Palantir has lost over 13% in the last two days, while the IGV ETF is also down more than 5%, making it clear that being invested in high growth AI companies is amplifying downside risk for ETF investors.
As one of the top holdings of the ETF, Palantir's loss is adding to the fund's woes, which has struggled throughout the year. The ETF was down more than 24% in the last quarter, marking its worst-ever quarterly return since the global financial crisis of 2008, according to FactSet data, as software stocks broadly fell out of favor amid valuation concerns and shifting AI narratives.
AI Spending Shift Hits Software Sentiment
The core issue behind this volatility stems from growing concerns about where the value in the stack will ultimately lie. New numbers released by Ramp's AI Index indicate that Anthropic has seen accelerated adoption among enterprises, now claiming a notable portion of the incremental AI spend.

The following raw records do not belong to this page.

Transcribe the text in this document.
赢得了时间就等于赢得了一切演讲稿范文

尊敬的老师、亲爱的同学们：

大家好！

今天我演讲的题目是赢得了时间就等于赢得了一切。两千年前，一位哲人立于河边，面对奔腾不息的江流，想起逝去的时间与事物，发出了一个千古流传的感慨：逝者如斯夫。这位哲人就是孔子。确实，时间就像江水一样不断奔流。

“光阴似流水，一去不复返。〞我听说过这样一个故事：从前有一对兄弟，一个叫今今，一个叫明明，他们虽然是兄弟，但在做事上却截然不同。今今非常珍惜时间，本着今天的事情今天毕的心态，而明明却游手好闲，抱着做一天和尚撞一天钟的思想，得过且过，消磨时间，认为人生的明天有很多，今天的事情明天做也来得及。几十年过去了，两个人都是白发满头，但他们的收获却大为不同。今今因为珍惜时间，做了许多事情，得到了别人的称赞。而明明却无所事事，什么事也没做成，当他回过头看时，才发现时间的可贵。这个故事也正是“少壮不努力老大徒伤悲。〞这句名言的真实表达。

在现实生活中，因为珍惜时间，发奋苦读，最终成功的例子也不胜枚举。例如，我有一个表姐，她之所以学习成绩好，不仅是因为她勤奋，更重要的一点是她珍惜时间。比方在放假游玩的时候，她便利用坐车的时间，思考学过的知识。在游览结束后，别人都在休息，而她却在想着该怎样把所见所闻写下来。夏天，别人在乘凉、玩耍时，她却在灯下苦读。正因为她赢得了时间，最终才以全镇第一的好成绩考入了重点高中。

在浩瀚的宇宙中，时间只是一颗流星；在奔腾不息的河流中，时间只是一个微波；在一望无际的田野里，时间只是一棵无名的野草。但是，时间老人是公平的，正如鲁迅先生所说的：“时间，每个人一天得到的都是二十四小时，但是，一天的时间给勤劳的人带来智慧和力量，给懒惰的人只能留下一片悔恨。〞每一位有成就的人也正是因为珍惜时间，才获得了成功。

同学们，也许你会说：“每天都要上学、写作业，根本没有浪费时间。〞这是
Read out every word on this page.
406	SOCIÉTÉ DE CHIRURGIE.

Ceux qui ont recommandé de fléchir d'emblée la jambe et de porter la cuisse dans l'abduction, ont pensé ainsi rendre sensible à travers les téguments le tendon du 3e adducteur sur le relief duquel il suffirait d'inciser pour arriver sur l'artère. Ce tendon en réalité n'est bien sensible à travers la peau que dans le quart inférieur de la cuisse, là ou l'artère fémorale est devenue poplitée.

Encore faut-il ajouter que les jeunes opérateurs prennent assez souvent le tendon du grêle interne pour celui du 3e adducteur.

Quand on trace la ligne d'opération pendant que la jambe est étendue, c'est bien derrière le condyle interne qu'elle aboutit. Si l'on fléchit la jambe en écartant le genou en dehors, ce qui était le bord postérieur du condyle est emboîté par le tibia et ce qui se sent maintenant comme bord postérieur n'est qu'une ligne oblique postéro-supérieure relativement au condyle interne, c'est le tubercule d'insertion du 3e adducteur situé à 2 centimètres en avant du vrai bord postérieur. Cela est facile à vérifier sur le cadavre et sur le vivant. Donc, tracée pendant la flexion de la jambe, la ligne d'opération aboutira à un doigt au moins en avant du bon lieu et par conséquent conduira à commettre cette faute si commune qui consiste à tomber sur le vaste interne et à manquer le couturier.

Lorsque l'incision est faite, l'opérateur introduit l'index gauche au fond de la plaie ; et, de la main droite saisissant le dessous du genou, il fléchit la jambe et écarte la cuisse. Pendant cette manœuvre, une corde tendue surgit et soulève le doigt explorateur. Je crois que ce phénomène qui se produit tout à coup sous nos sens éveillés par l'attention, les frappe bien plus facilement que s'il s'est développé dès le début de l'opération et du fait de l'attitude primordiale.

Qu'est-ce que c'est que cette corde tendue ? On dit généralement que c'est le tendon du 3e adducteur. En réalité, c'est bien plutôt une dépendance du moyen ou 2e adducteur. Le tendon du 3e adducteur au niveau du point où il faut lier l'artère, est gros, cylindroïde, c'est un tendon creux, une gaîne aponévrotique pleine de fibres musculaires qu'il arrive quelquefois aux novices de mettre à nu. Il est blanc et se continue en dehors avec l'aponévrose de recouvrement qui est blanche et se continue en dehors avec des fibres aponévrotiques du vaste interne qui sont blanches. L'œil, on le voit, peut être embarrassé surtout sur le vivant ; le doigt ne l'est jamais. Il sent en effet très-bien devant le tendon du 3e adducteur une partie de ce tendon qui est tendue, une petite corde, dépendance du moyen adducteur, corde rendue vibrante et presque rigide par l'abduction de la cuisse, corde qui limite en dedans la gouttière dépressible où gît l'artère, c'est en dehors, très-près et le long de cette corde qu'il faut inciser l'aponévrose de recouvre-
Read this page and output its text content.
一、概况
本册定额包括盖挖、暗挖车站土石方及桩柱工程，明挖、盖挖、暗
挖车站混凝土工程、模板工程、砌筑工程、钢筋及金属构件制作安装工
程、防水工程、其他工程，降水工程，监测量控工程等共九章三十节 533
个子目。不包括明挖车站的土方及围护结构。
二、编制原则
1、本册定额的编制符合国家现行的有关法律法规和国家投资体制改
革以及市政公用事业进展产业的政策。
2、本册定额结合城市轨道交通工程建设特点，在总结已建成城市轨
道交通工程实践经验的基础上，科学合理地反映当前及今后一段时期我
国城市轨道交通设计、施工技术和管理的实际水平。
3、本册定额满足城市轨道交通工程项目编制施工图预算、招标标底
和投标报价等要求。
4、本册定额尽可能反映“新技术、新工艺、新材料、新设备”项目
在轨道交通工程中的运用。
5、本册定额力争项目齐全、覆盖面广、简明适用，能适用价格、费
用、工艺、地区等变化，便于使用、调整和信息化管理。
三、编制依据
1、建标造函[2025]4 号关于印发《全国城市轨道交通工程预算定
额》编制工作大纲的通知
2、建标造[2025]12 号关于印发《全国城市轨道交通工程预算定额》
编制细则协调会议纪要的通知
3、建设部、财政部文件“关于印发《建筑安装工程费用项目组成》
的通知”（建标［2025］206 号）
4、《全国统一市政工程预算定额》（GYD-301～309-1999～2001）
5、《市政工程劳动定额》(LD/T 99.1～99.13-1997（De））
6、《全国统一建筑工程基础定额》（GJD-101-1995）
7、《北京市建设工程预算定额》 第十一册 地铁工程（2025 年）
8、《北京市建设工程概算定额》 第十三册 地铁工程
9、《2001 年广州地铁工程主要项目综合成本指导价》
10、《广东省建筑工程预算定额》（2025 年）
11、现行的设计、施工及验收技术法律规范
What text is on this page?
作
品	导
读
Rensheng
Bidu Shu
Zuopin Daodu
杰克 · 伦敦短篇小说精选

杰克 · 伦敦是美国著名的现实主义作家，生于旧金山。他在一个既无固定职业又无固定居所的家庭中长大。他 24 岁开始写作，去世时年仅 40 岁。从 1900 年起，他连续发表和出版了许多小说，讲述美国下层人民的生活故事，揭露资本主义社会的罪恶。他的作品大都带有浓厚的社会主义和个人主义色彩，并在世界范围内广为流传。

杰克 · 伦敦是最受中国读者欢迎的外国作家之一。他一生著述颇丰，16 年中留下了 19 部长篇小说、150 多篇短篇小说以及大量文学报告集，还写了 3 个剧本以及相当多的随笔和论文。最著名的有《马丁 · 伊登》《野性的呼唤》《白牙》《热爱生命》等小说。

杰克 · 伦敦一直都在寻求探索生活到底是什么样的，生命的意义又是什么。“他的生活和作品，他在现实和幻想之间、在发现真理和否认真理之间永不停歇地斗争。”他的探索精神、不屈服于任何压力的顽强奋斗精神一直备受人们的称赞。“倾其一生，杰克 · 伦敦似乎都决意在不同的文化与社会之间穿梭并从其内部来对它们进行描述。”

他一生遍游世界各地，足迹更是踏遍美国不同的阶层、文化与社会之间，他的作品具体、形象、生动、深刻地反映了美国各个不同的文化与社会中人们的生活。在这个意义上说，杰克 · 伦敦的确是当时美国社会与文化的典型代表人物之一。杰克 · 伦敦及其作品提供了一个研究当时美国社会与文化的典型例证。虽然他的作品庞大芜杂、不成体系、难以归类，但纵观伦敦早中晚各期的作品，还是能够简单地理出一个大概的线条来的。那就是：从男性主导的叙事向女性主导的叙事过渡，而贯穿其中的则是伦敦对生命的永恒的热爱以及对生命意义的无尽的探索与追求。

This is largely driven by the perception that firms without a proprietary AI stack and heavily dependent on third-party large language models would be outcompeted as enterprises opt for cheaper, more scalable AI solutions.
ETF Concentration Risk In Focus
The recent moves highlight the concentration risk for thematic ETFs like IGV. With top holdings such as Microsoft and Palantir driving a significant portion of returns, sharp drawdowns and negative sentiments around a few names can ripple across the entire fund.
For ETF investors, the key question now is whether IGV's exposure still captures the most lucrative parts of the AI trade, or if the center of gravity is shifting toward model providers like Anthropic, leaving traditional software players playing catch-up.